Let's get to the numbers. According to the contract signed last September, AstraZeneca should have delivered around 120 million doses of the vaccine to the European Union by the first quarter of 2021. And, as it turns out, only a quarter of these doses would actually have been delivered by the end of March, for a total of about 30 million. It does not seem to be going much better in the second quarter: quarterly deliveries are expected to reach 70 million by the end of June, compared to a predetermined total of 180.

In practice, at the end of the first quarter the delayed doses were 90 million, at the end of the second they will be (as far as we can foresee to date) 200 million, that is to say we will reach 100 million delivered against the expected 300. This means that between 1 April and 30 June 2021 alone, the penalty would amount daily from an initial minimum of 900 million euros to a final maximum of 2 billion euros. Assuming linear growth over the three months from April to June, this would mean a total of 130 billion euros for the second quarter, to which we can then add the share corresponding to the first quarter (which with the same method we could estimate at another 40 billion euros) and all that will remain in the second half of the year. Faced with these figures, the 10 million euros (daily or less) for each breach of contract sound almost negligible.
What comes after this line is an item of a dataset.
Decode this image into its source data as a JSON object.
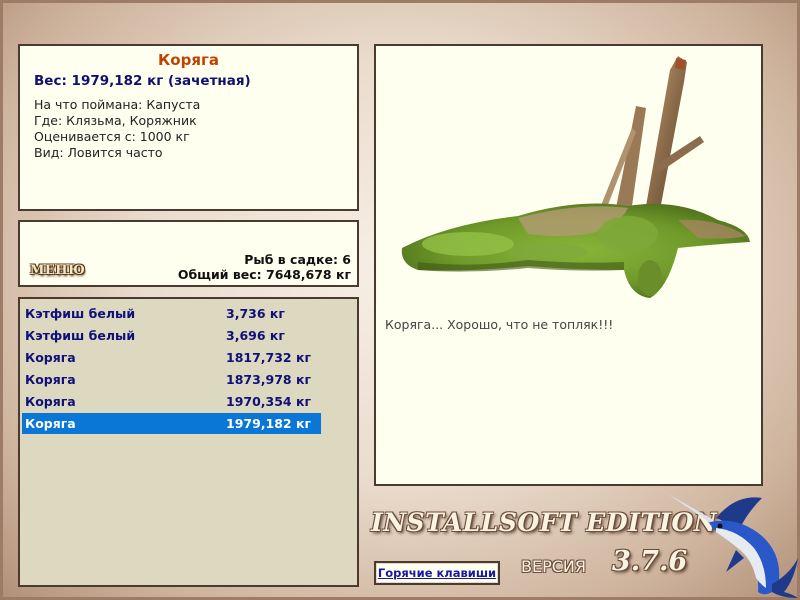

Moreover, taking a more detailed account, the figures would more likely turn out to be even higher. According to what reconstructed by Quotidiano Sanità, for example, in early May the actual delay in deliveries amounted to roughly 150 million doses (50 delivered against 200 scheduled), while with the hypothesis of linear growth of the estimate model reported above it would have been 127 million doses. In short, the exact bill with the entire calendar of deliveries in hand could become close to 150 billion euros for the second quarter alone.

The scenarios

It is difficult to predict the outcome of the procedure judicial, as much will depend on the interpretation that will be given of the exact contractual wording. More than a discussion on the deliveries, which are obviously something objective, the focus of the dispute is about the concrete meaning of the signed words. It is likely, however, that if it is a question of compensation, the figures will be deflated with respect to the requests made by the European Union. And it is not yet clear on which time frame the sanctions could be assessed, if on the first two quarters of 2021, if only on the first or on another one.

The overall figure, moreover, would put economic stability in serious difficulty of AstraZeneca itself, whose global turnover in 2020 was 26.6 billion dollars (about 22 billion euros), and about 24 billion dollars in 2019. The company's total capitalization is just over 100 billion. In short, the figures we are talking about are of the order of the company's overall turnover. We'll see.